For those who enjoy the creamy supple texture of Brie and the nutty earthy taste of Salers, Saint-Nectaire is a must-try. Coming from the Auvergne, the same region of France as Salers, it combines the best of both cheeses, but the experience of eating it is like savoring a particularly rich smooth peanut butter and drinking a glass of rich, flavorful raw cow's milk.

This cow's-milk cheese is made from the milk of the renowned Salers cows that graze at an altitude of 3,000 feet. Similar to the cheese Salers, the rich soil consists of volcanic ash (hence, lots of minerals) and imparts a distinct flavor on Saint-Nectaire.

However, unlike Salers, Saint-Nectaire has an unctuous consistency, similar to Brie, and a one-of-a-kind exquisite light-brown-grayish rind with, at times, white, yellow and red molds. It can have either a washed rind or a natural rind. The different molds, intentionally brought out by the affineur, create the cheese's distinct rustic appearance and earthy floral taste. As far back as the Middle Ages, cheesemakers have been aging Saint-Nectaire on rye mats in tunnels and caves that run through the Auvergne.

In Paris, different fromageries pride themselves on carrying wheels of Saint-Nectaire from affineurs, like Xavier Morin. "The specific flora and microorganisms [bacteria] in the ancient tunnels of Aurillac produce Xavier's grassy nutty Saint-Nectaire," says Nicole Barthélémy from Fromagerie Barthélémy at 51, rue de Grenelle in Paris. In other words, it's not just the work of the affineur that produces the flavor, but also the natural environment where the cheese is being aged.

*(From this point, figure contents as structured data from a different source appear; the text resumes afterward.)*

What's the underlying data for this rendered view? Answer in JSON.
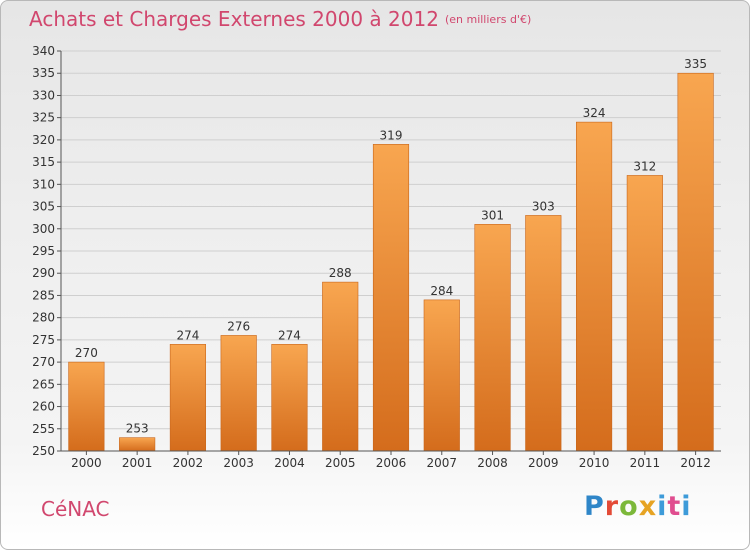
{
  "header": {
    "title": "Achats et Charges Externes 2000 à 2012",
    "subtitle": "(en milliers d'€)"
  },
  "footer": {
    "town": "CéNAC",
    "brand": "Proxiti"
  },
  "chart_data": {
    "type": "bar",
    "title": "Achats et Charges Externes 2000 à 2012",
    "subtitle": "(en milliers d'€)",
    "xlabel": "",
    "ylabel": "",
    "categories": [
      "2000",
      "2001",
      "2002",
      "2003",
      "2004",
      "2005",
      "2006",
      "2007",
      "2008",
      "2009",
      "2010",
      "2011",
      "2012"
    ],
    "values": [
      270,
      253,
      274,
      276,
      274,
      288,
      319,
      284,
      301,
      303,
      324,
      312,
      335
    ],
    "ylim": [
      250,
      340
    ],
    "ytick_step": 5,
    "grid": "horizontal",
    "data_labels": true,
    "legend": "none",
    "colors": {
      "bar_light": "#f7a24e",
      "bar_dark": "#d9711f",
      "title": "#d1476e"
    }
  }
}
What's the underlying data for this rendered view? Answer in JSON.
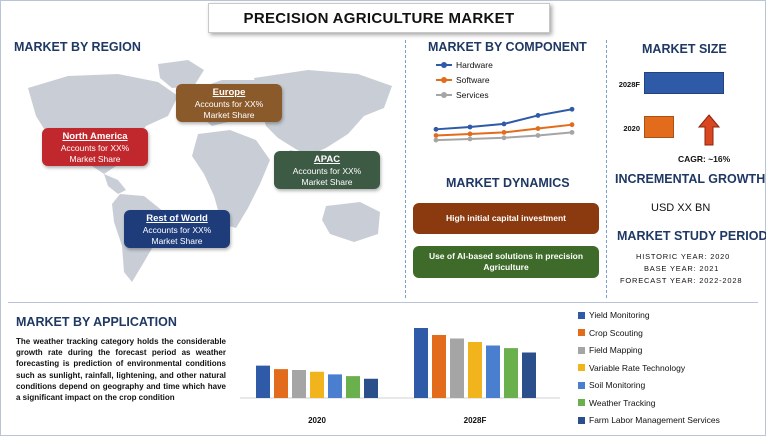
{
  "title": "PRECISION AGRICULTURE MARKET",
  "region": {
    "heading": "MARKET BY REGION",
    "callouts": [
      {
        "name": "North America",
        "line1": "Accounts for XX%",
        "line2": "Market Share",
        "color": "#c0282d"
      },
      {
        "name": "Europe",
        "line1": "Accounts for XX%",
        "line2": "Market Share",
        "color": "#8b5a2b"
      },
      {
        "name": "APAC",
        "line1": "Accounts for XX%",
        "line2": "Market Share",
        "color": "#3d5a45"
      },
      {
        "name": "Rest of World",
        "line1": "Accounts for XX%",
        "line2": "Market Share",
        "color": "#1f3c7a"
      }
    ]
  },
  "component": {
    "heading": "MARKET BY COMPONENT",
    "legend": [
      "Hardware",
      "Software",
      "Services"
    ],
    "colors": [
      "#2e5aa8",
      "#e36c1c",
      "#a5a5a5"
    ],
    "chart_data": {
      "type": "line",
      "x": [
        1,
        2,
        3,
        4,
        5
      ],
      "series": [
        {
          "name": "Hardware",
          "values": [
            3.2,
            3.5,
            3.9,
            5.0,
            5.8
          ]
        },
        {
          "name": "Software",
          "values": [
            2.4,
            2.6,
            2.8,
            3.3,
            3.8
          ]
        },
        {
          "name": "Services",
          "values": [
            1.8,
            1.95,
            2.1,
            2.4,
            2.8
          ]
        }
      ],
      "ylim": [
        0,
        7
      ]
    }
  },
  "size": {
    "heading": "MARKET SIZE",
    "chart_data": {
      "type": "bar",
      "categories": [
        "2028F",
        "2020"
      ],
      "values": [
        100,
        38
      ],
      "colors": [
        "#2e5aa8",
        "#e36c1c"
      ]
    },
    "cagr": "CAGR:  ~16%"
  },
  "growth": {
    "heading": "INCREMENTAL GROWTH",
    "value": "USD XX BN"
  },
  "study": {
    "heading": "MARKET STUDY PERIOD",
    "historic": "HISTORIC YEAR: 2020",
    "base": "BASE YEAR: 2021",
    "forecast": "FORECAST YEAR: 2022-2028"
  },
  "dynamics": {
    "heading": "MARKET DYNAMICS",
    "items": [
      {
        "text": "High initial capital investment",
        "color": "#8b3a10"
      },
      {
        "text": "Use of AI-based solutions in precision Agriculture",
        "color": "#3e6b2a"
      }
    ]
  },
  "application": {
    "heading": "MARKET BY APPLICATION",
    "text": "The weather tracking category holds the considerable growth rate during the forecast period as weather forecasting is prediction of environmental conditions such as sunlight, rainfall, lightening, and other natural conditions depend on geography and time which have a significant impact on the crop condition",
    "chart_data": {
      "type": "bar",
      "categories": [
        "2020",
        "2028F"
      ],
      "series": [
        {
          "name": "Yield Monitoring",
          "values": [
            37,
            80
          ]
        },
        {
          "name": "Crop Scouting",
          "values": [
            33,
            72
          ]
        },
        {
          "name": "Field Mapping",
          "values": [
            32,
            68
          ]
        },
        {
          "name": "Variable Rate Technology",
          "values": [
            30,
            64
          ]
        },
        {
          "name": "Soil Monitoring",
          "values": [
            27,
            60
          ]
        },
        {
          "name": "Weather Tracking",
          "values": [
            25,
            57
          ]
        },
        {
          "name": "Farm Labor Management Services",
          "values": [
            22,
            52
          ]
        }
      ],
      "colors": [
        "#2e5aa8",
        "#e36c1c",
        "#a5a5a5",
        "#f2b41c",
        "#4a7fd0",
        "#6ab04c",
        "#2a4f8a"
      ]
    }
  }
}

As with many cheeses, like Vacherin Mont D'Or, Saint-Nectaire was popularized and became an essential part of the family of French cheeses thanks to Parisian cheese shops. During the 17th century, Henri de Senecterre, a court officer under the "Sun King," Louis XIV, brought many traditional foods -- including Saint-Nectaire -- from his native region to Paris. The cheese's name pays tribute to its 17th-century promoter.

Although there is less variety in the U.S., excellent Saint-Nectaire can be purchased online from both Murray's cheese catalog and Artisanal. The taste buds will definitely delight in the complicated blend of flavor and texture. If France's absolutist "Sun King" approved, so should we!